Loading market data...

EU Unveils $23B Crypto Tax Plan for 2028-2034 Budget Cycle

EU Unveils $23B Crypto Tax Plan for 2028-2034 Budget Cycle

The European Commission proposed two crypto tax models Thursday expected to generate up to $23 billion in revenue between 2028 and 2034. The plan includes a 0.1% transaction levy and capital gains tax on realized profits, though projections may prove optimistic without reliable data until 2027. User migration to DeFi platforms could shrink the taxable base before implementation.

Tax Mechanics and Exemptions

The transaction tax would pull in $3.5 billion to $4.7 billion annually while capital gains added $1.2 billion to $2.8 billion yearly. Stablecoins used as payments escape the transaction tax entirely. Dollar-pegged tokens avoid capital gains taxes on realized profits. That carve-out might dent revenue forecasts significantly.

Flawed Projection Foundations

Revenue estimates ride on volatile markets and incomplete data.
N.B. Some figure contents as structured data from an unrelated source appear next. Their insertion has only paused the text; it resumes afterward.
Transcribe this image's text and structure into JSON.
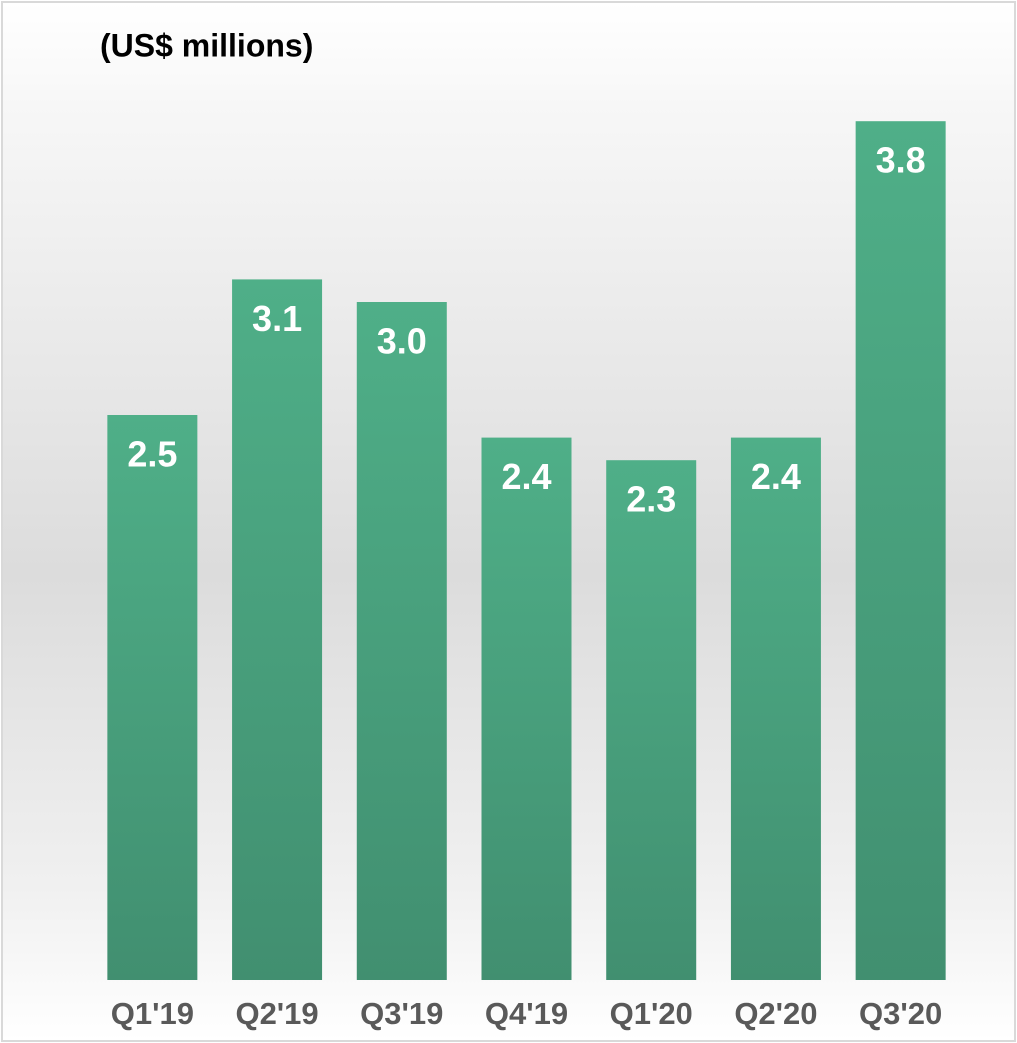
{
  "chart_data": {
    "type": "bar",
    "title": "(US$ millions)",
    "categories": [
      "Q1'19",
      "Q2'19",
      "Q3'19",
      "Q4'19",
      "Q1'20",
      "Q2'20",
      "Q3'20"
    ],
    "values": [
      2.5,
      3.1,
      3.0,
      2.4,
      2.3,
      2.4,
      3.8
    ],
    "value_labels": [
      "2.5",
      "3.1",
      "3.0",
      "2.4",
      "2.3",
      "2.4",
      "3.8"
    ],
    "color": "#4aa882",
    "ylim": [
      0,
      4
    ]
  }
}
The EU won't get reliable inputs until the DAC8 reporting framework starts in 2027. That's a year after the budget cycle begins. France admits the numbers could be inflated. Traders might flee to self-custody wallets or non-EU exchanges the moment the tax hits. That could crater the projected volume.

Political Friction Points

Unanimous Council approval is required for the proposal to pass. France is pushing hard for new revenue streams while Malta signals resistance. Economies hosting major exchanges fear compliance costs. The MiCA review adds complexity. Cyprus holds a critical card with its budget revision due around June 10. That document will clarify crypto tax inclusion and its link to MiCA reforms.

Immediate Deadline Looms

Cyprus must release its budget proposal by June 10 for the plan to gain traction. Without it, the tax framework stalls. Malta's stance remains unclear. The Commission can't move forward without unified tax bases across member states. Market volatility won't wait for consensus.